I missed its run online. And I really regret that.
But Ro (and others – I think more folks are starting to talk about PV) is giving all of us a great gift: an inside view of this most important Mastodon instance.
The story Ro is telling is intensely personal. It’s also deeply important for the big questions of the fediverse, such as content moderation, how instances should relate to one another, and how societal injustices are replicated again and again online.
As Mastodon grows, a big stain has been not only the end of Playvicious.social, but also the experience of Black Mastodon members more generally. When people left Twitter after Musk’s takeover, it included the community known as Black Twitter. But Black Twitter ran into casual racism on the fediverse, and currently people are struggling to create #BlackMastodon. (I recommend following that hashtag and boosting posts).
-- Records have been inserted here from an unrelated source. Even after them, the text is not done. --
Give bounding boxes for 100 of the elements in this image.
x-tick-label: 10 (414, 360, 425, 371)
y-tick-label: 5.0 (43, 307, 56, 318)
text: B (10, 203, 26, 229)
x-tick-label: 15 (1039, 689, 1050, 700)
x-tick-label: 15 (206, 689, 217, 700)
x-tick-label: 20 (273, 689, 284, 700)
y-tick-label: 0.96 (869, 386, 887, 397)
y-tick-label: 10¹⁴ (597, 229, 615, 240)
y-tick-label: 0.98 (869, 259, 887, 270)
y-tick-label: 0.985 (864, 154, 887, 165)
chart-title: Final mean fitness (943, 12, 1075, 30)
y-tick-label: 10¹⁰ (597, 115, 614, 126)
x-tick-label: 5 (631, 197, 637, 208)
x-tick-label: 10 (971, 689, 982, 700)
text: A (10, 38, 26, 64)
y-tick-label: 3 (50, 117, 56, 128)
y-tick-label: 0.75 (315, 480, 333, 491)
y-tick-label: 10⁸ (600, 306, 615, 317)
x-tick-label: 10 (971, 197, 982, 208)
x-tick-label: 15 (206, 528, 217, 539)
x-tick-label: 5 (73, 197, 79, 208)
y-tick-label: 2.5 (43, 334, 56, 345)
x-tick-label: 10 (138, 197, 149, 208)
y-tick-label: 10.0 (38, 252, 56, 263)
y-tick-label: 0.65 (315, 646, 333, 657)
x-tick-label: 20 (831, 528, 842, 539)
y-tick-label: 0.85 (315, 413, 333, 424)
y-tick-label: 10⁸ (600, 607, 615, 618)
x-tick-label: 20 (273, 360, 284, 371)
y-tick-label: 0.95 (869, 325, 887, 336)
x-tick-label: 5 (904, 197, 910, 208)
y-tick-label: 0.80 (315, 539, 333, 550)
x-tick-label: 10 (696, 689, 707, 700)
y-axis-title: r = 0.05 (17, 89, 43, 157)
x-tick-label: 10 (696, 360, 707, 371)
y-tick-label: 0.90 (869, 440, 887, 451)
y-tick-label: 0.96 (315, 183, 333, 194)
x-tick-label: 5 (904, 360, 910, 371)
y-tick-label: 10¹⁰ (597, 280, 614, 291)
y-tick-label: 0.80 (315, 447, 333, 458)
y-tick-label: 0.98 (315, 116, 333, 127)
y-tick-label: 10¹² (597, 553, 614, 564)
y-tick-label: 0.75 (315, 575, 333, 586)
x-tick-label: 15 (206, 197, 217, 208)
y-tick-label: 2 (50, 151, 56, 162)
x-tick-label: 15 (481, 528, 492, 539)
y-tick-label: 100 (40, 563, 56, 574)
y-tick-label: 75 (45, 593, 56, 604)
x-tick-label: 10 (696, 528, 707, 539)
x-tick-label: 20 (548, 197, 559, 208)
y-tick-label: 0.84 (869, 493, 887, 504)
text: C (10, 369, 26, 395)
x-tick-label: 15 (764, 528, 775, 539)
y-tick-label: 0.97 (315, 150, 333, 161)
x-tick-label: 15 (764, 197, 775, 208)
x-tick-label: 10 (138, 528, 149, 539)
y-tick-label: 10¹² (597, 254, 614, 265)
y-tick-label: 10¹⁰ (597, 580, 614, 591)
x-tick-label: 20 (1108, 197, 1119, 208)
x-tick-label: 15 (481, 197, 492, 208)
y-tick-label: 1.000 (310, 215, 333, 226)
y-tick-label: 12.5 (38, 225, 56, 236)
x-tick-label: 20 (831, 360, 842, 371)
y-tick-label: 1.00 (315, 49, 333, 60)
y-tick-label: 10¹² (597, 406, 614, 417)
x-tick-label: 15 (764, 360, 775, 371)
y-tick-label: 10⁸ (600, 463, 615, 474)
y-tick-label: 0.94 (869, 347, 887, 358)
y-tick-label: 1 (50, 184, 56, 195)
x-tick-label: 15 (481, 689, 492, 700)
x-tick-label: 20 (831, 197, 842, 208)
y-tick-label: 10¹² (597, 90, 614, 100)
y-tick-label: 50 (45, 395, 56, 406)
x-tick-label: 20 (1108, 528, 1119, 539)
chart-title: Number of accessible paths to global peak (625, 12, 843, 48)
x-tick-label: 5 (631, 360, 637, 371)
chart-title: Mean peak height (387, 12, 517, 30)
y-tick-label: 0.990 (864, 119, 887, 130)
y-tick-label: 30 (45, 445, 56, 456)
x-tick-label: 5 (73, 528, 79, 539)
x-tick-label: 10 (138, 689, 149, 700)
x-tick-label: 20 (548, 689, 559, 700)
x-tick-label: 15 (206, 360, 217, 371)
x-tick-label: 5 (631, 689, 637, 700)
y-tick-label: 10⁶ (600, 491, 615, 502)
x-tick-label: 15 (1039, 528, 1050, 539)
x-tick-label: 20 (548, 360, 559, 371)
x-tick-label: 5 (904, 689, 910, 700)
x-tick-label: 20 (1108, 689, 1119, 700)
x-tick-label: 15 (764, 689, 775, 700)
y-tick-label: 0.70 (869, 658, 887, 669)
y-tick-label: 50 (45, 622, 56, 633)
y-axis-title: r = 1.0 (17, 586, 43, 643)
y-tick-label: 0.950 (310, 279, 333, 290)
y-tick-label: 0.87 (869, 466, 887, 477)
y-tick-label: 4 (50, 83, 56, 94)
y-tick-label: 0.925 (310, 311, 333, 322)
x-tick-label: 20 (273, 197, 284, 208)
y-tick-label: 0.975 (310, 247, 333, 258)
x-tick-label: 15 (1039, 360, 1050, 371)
Fortunately, while PV.social is gone, Ro is not done. He’s building new software to this day, he hosts a microblog (a Misskey instance), and he’s contributing moderation tools to the fediverse – even in spite of all he and his colleagues went through.
I’m grateful to Ro (and other PV folks) because I believe I cannot write my current book (Goal 2!) about Mastodon without talking about Playvicious.social. But it’s also not my story to tell. It’s Ro’s and other folks’ story. My job is to talk about it in the contexts that I can dig up through research and interviews.